PURPLE MAGAZINE CELEBRATES 25 YEARS AT THE FOREFRONT
Oct 30, 2017
For 25 years Purple Magazine has been connecting art and fashion and still today remains a pillar of contemporary fashion.
Marking this special milestone is an anniversary issue of 25 different covers, including amateur erotic photographer John Kayser, that celebrate the artists and models who incarnated the spirit of the magazine through their style, attitude, and personality. They include Cindy Sherman, Richard Prince, Paul McCarthy, Michèle Lamy, Susan Cianciolo, Stella and Eva, Amanda Wall, Maurizio Cattelan, Paul Hameline and many more.
In a tribute to modeling as a form of art with muses who truly inspire designers, photographers, stylists and editors, each cover girl tells a quarter century story. They include supermodels Eva Herzigova and Stella Tennant; Nineties icons like Guinevere, Alek Wek, and Chloë Sevigny; the faces of the new millennium such as Jamie Bochert, Saskia de Brauw, and Anja Rubik; new-generation talents including Tamy Glauser, Anna Cleveland, Rila Fukushima and Sky Ferreira; plus, emerging supermodels Slick Woods, Kiki Willems and Grace Hartzel.
Founded in 1992 by Olivier Zahm, still editor-in-chief, and Elein Fleiss, Purple emerged as a fashion reaction known as “anti-fashion” or “grunge” that countered the late-Eighties power dressing and in-your-face glamour. With it came a wave of new girls, new faces and new ways of posing in front of camera. In other words, more freedom, spontaneity and open sexuality.
According to the magazine in an online preface, still today models are artists in their own right who create a legitimate bond between an attitude and the clothes. Through an intuitive communication with a photographer, the model is the co-creator of a picture. The art of modeling is not about simply looking good in front of a camera, finding the best profile and attitude, having fun and looking sexy. Enough of that is on Instagram. There is no school for modeling, no repertoire of poses. A good model is someone who instinctively reinvents modeling from A to Z.
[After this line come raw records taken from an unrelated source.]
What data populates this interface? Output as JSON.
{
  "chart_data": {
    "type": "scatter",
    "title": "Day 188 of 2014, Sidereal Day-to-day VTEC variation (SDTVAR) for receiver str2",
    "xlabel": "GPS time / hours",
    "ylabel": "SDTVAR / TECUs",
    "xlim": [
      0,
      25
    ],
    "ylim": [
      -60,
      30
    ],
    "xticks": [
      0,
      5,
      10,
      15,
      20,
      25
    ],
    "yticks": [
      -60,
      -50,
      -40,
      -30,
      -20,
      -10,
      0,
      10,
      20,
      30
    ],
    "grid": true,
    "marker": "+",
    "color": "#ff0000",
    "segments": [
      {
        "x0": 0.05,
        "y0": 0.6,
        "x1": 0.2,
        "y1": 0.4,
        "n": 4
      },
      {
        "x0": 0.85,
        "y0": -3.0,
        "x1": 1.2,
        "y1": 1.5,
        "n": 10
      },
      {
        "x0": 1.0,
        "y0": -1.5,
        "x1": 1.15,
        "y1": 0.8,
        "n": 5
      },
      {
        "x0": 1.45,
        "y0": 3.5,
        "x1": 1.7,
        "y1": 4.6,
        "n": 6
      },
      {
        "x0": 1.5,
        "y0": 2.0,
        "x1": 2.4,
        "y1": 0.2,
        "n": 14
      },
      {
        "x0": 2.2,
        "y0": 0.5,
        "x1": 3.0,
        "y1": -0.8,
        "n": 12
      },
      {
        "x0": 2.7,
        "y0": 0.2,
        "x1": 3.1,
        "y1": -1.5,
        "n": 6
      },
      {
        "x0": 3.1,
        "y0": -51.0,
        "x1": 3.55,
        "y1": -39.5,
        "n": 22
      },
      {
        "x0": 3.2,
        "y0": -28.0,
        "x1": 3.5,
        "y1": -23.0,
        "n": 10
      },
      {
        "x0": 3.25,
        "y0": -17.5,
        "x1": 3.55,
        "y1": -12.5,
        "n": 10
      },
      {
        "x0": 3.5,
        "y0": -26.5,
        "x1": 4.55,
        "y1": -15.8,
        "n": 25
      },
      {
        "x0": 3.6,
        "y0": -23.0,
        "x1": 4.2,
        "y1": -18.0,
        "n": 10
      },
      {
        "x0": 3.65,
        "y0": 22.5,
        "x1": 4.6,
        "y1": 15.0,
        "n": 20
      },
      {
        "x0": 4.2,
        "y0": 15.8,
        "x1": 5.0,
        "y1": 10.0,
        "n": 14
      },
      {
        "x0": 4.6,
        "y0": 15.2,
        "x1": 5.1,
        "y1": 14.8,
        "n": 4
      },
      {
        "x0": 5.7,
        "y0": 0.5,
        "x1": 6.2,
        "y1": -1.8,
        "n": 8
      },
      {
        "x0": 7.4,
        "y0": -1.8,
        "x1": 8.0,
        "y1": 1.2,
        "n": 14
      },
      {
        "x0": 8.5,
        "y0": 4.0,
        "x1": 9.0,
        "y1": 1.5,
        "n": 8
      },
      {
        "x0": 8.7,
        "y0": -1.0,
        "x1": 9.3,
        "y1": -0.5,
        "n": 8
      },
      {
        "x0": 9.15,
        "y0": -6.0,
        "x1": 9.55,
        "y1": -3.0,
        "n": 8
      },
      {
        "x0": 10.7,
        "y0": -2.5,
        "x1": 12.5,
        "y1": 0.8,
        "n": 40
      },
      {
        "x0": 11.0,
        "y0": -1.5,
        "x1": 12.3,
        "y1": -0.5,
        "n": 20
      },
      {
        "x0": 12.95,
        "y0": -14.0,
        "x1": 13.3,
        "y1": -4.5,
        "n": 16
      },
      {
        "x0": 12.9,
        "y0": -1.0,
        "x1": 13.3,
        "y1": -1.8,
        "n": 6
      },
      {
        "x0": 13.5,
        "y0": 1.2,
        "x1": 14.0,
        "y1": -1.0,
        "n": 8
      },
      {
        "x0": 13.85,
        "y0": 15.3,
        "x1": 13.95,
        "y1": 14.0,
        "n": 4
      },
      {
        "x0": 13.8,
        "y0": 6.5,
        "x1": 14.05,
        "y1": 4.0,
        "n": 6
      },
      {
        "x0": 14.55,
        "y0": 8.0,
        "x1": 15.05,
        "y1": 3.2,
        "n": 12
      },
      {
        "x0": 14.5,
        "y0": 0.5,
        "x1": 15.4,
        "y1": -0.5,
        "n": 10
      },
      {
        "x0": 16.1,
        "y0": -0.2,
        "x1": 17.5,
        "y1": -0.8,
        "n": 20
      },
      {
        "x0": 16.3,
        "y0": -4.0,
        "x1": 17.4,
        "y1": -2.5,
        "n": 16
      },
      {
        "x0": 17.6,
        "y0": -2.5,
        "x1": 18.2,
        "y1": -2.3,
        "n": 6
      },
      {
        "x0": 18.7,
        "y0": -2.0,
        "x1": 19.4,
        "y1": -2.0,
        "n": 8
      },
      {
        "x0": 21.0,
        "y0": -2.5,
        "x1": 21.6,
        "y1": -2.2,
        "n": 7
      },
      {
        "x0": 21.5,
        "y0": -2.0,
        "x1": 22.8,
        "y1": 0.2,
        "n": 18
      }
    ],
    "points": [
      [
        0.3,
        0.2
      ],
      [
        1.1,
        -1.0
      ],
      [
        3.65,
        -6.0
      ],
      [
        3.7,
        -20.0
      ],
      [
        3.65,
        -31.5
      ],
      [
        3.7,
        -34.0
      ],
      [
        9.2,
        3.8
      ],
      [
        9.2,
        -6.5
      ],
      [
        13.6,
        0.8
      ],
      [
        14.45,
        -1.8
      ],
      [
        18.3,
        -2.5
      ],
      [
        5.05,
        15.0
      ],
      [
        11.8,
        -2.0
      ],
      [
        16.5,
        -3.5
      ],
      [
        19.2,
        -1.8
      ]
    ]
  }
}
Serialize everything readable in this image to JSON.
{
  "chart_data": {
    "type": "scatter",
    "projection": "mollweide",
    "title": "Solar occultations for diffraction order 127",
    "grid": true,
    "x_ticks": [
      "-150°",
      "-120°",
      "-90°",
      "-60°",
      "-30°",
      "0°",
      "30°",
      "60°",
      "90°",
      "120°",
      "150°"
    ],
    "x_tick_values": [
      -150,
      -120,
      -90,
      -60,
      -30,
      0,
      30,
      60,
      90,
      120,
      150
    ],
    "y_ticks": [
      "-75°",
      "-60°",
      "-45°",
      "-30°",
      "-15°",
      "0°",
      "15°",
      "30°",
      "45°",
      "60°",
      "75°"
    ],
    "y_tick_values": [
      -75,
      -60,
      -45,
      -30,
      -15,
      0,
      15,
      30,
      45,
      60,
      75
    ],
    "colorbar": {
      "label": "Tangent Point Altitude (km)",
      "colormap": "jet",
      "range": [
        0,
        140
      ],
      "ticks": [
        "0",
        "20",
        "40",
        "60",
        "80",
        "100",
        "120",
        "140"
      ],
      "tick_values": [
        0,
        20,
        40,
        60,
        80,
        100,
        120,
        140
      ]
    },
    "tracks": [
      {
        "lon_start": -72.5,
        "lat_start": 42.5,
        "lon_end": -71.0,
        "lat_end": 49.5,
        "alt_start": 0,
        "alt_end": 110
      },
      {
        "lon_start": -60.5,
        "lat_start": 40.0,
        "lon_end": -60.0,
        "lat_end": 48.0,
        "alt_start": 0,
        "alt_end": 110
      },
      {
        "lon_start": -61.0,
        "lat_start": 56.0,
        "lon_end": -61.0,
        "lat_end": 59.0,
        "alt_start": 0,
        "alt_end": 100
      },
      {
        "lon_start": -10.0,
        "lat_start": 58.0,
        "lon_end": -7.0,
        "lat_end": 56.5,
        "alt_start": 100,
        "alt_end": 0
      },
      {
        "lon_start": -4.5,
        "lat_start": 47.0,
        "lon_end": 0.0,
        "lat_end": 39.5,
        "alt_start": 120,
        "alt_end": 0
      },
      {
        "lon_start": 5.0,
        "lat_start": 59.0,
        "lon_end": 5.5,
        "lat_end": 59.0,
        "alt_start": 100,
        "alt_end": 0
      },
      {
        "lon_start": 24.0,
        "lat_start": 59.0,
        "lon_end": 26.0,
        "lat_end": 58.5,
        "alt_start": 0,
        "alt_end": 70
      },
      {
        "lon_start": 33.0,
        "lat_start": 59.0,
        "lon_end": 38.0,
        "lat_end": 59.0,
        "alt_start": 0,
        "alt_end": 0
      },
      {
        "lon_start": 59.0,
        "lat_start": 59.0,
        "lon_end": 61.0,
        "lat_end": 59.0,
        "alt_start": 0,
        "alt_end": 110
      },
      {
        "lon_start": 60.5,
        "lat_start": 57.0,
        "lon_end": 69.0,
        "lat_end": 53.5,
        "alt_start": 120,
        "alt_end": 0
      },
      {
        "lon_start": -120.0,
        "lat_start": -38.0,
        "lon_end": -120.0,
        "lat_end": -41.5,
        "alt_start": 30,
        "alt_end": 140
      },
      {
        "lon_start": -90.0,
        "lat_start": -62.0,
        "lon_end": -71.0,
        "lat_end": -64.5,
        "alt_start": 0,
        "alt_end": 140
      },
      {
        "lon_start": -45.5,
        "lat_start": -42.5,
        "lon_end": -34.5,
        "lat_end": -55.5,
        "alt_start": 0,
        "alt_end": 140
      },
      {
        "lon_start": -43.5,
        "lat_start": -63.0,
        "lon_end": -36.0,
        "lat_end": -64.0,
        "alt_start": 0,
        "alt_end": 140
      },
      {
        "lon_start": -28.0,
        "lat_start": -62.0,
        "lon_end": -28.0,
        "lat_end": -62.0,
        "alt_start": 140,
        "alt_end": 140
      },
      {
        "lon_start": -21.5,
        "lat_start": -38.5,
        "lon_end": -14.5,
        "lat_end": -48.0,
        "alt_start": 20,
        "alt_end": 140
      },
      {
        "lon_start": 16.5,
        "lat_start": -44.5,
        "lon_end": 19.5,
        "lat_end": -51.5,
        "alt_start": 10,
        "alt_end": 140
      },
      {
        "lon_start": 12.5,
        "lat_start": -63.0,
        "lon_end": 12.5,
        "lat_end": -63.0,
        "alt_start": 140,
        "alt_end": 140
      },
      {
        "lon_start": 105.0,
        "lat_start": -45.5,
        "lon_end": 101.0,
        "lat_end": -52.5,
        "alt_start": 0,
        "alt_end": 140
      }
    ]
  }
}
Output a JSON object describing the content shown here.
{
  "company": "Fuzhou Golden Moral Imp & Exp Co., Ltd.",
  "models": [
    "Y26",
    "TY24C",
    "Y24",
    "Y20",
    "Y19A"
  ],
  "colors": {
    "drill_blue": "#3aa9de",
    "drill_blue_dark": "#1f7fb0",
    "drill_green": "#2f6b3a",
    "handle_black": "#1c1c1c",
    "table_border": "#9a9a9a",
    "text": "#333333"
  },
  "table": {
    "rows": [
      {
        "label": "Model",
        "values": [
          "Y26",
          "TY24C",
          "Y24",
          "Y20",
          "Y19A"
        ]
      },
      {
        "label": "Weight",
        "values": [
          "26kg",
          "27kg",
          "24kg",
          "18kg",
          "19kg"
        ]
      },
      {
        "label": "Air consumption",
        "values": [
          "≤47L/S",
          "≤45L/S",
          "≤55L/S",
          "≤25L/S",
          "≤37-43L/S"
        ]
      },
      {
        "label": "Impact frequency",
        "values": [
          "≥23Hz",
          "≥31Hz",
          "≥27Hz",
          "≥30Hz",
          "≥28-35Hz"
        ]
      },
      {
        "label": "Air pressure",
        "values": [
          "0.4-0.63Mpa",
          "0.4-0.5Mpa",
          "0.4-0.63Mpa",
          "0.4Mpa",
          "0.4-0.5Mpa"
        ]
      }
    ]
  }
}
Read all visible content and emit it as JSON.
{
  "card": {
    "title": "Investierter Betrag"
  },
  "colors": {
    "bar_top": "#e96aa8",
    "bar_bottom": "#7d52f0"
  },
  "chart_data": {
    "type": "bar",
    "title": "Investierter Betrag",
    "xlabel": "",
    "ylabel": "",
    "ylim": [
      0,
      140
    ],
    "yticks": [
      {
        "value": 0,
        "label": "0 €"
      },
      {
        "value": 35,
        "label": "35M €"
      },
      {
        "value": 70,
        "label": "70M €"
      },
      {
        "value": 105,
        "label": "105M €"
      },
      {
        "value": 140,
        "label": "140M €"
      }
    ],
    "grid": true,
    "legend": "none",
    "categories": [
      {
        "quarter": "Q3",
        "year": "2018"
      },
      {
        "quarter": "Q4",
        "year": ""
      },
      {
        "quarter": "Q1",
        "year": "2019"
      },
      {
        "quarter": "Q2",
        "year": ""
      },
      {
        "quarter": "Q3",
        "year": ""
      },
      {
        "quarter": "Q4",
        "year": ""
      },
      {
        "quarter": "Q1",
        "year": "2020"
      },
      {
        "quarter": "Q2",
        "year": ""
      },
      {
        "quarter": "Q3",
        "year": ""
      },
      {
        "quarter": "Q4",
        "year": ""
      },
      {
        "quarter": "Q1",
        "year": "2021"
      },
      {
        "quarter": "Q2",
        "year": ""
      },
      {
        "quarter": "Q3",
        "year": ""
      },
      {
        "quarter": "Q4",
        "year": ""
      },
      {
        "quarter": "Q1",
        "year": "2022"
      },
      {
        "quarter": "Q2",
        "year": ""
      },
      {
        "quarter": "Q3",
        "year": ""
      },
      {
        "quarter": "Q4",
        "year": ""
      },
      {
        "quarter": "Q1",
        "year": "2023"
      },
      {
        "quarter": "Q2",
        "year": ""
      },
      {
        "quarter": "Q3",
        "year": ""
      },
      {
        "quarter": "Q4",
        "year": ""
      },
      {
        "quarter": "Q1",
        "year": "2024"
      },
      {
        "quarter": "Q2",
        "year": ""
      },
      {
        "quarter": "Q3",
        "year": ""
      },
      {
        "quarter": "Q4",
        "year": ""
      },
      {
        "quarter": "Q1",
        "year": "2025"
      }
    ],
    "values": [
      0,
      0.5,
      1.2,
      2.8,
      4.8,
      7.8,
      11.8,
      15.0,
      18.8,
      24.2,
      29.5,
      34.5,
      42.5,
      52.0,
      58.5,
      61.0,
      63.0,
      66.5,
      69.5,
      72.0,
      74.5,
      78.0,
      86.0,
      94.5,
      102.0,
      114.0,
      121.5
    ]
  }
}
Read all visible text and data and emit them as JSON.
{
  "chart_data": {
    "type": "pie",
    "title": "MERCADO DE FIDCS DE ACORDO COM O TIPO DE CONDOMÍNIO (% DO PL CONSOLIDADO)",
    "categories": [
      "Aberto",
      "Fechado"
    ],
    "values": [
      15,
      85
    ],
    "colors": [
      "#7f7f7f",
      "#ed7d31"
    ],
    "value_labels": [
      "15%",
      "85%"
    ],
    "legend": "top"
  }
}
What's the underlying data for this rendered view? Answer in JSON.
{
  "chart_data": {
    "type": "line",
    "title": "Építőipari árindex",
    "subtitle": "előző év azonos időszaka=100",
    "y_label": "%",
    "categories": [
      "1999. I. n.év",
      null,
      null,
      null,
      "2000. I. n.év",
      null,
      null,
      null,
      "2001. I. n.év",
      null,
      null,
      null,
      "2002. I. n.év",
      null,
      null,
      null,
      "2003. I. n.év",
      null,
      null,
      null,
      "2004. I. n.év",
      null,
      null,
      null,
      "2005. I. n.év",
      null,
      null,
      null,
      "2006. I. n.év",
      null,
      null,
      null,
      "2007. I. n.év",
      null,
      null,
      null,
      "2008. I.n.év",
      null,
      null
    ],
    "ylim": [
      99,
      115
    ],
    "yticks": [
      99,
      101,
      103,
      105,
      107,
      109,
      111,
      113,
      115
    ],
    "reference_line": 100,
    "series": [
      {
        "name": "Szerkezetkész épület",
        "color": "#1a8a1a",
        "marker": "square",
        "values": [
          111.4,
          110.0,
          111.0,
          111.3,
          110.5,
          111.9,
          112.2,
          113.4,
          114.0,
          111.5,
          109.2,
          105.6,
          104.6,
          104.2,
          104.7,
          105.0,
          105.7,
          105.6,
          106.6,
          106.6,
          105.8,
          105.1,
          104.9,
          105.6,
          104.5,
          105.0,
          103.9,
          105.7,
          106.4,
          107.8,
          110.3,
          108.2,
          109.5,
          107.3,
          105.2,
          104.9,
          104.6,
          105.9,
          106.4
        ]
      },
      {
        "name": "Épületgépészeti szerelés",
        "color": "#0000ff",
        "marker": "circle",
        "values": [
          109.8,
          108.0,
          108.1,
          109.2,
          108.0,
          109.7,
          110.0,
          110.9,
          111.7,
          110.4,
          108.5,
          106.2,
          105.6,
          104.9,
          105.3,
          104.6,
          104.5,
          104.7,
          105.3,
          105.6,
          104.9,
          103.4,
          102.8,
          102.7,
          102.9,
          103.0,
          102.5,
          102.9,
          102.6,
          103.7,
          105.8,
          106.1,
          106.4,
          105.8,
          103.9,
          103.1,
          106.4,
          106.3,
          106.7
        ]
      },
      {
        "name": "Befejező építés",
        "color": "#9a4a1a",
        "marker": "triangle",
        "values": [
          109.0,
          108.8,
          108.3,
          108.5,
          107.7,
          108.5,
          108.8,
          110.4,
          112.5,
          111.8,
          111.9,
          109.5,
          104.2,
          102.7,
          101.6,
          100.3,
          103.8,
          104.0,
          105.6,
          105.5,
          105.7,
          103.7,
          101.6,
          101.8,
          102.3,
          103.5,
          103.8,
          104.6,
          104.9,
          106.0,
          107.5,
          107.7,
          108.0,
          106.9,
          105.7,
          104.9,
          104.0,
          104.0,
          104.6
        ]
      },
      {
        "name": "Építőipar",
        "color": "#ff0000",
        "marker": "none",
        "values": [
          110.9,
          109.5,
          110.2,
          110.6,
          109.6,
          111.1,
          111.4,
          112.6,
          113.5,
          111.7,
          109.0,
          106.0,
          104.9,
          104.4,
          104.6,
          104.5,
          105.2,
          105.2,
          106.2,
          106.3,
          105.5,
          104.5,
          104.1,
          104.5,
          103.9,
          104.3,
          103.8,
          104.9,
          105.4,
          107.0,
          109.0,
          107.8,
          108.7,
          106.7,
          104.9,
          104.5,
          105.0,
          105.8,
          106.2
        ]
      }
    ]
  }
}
In that light, Purple makes it clear how it has always preferred models who are “real” psychologically and emotionally, encouraging them to be who they are and to engage with the camera, dressed or not, and to do so without falling into conventions. Another way to break the rules is to revisit modeling in intimate ways, such as having the model shot by a lover. Very effective.